Other process engine tuning knobs
Business process engine environments have means to record what is happening inside, either for monitoring purposes or for doing problem determination. Any such recordings require a certain amount of processing capacity, so one should try to minimize any monitoring recordings and definitively disable traces for problem determination for normal operations.
Some of the data stores on out of the box configurations may default to simple file-based single user databases like Derby. This eases simple setups, since some database administrative tasks can be avoided. When performance and production level transactional integrity is more important, then it is advisable to place these data stores on production level database systems. Throughput characteristics could improve by factors of 2 to 5.
When using WPS' common event infrastructure (CEI) for recording business relevant events it might help to disable the CEI data store within WPS since CEI consumes these events and stores them in it's own database. Also validation of CEI events could be turned off, once it has been verified, that the emitted events are valid.

Monday, April 6, 2009

SOA/BPM performance best practices (Deployment and application packaging)

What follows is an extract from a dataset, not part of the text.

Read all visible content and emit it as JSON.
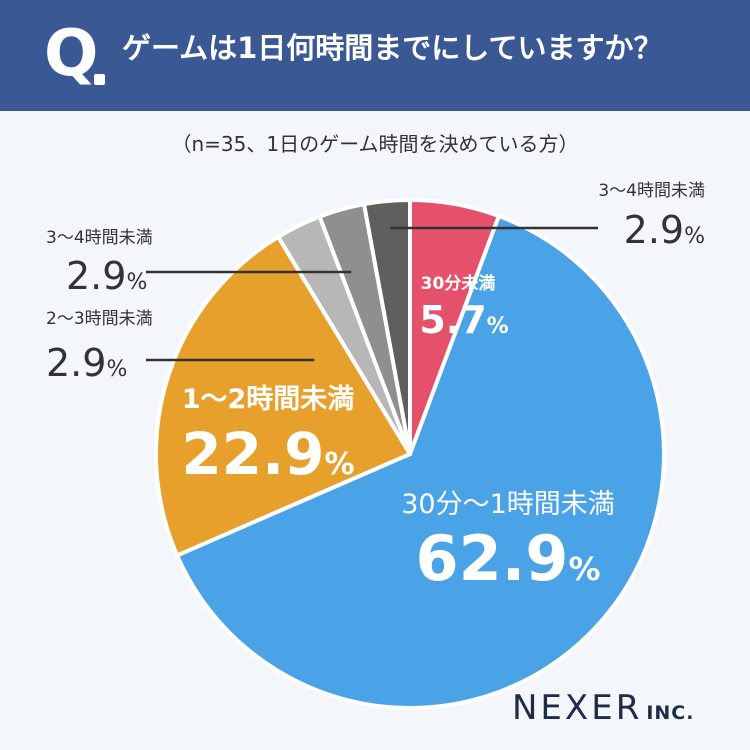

Current SOA runtime environments are usually implemented on J2EE based application servers. Business applications are deployed to these environments as one or more SCA modules.

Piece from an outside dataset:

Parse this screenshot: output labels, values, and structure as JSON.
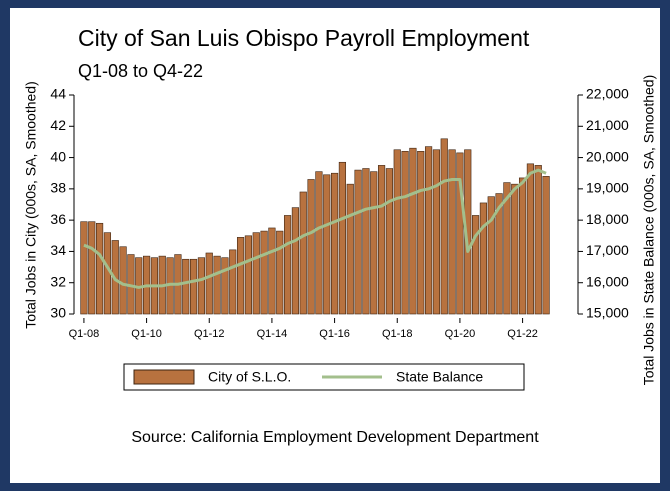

Using common object libraries
Often a set of such business applications shares common definitions for data and interfaces and classical application design considerations suggest to put such common objects into a common objects library module.
Some current SOA runtime environments however treat such packaging schemas in a maybe unexpected manner. The module specific class loader for module one finds a reference to another module (the common objects library) and loads that module. When then the module specific class loader for module two loads its module's code and find a reference to another module (again the common objects library) it loads that module. This continues for all the application modules. The fact, that the platform's application class loaders have no knowledge about what has been loaded by other application level class loaders already leads to the effect, that a shared object library module is actually shared “by copying”. And if the memory footprint of a single copy of that shared object library is several hundred megabytes, the available heap space can be exhausted pretty fast.
Such excessive memory usage does not necessarily have a performance impact, but when the JVM's garbage collection takes place, the responsiveness of the affected applications can suffer dramatically.
A less memory consuming approach in this case would be to define one library module per application module. While this approach definitively requires more development and packaging effort, it can considerable reduce the overall memory requirement. Up to 57% reduction have been observed.

Modularization effects
One of the internally used benchmark workloads is organized as three SCA modules because that seemed the most natural model a production application implementation – one module creates the business events and one consumes them, while the module in between contains the business logic responsible for synchronization. For ease of code maintenance an SCA developer may be tempted to separate an application into more modules. In order to demonstrate the performance costs incurred with modularization, the benchmark's three modules were organized into two and one SCA module.

Measurements indicate a throughput improvement of 14% in the two module version and of 32% in the one module version, both relative to the original workload implementation. As might be expected, data sharing among SCA components is more expensive across modules than it is for components within the same module (where additional optimizations are available).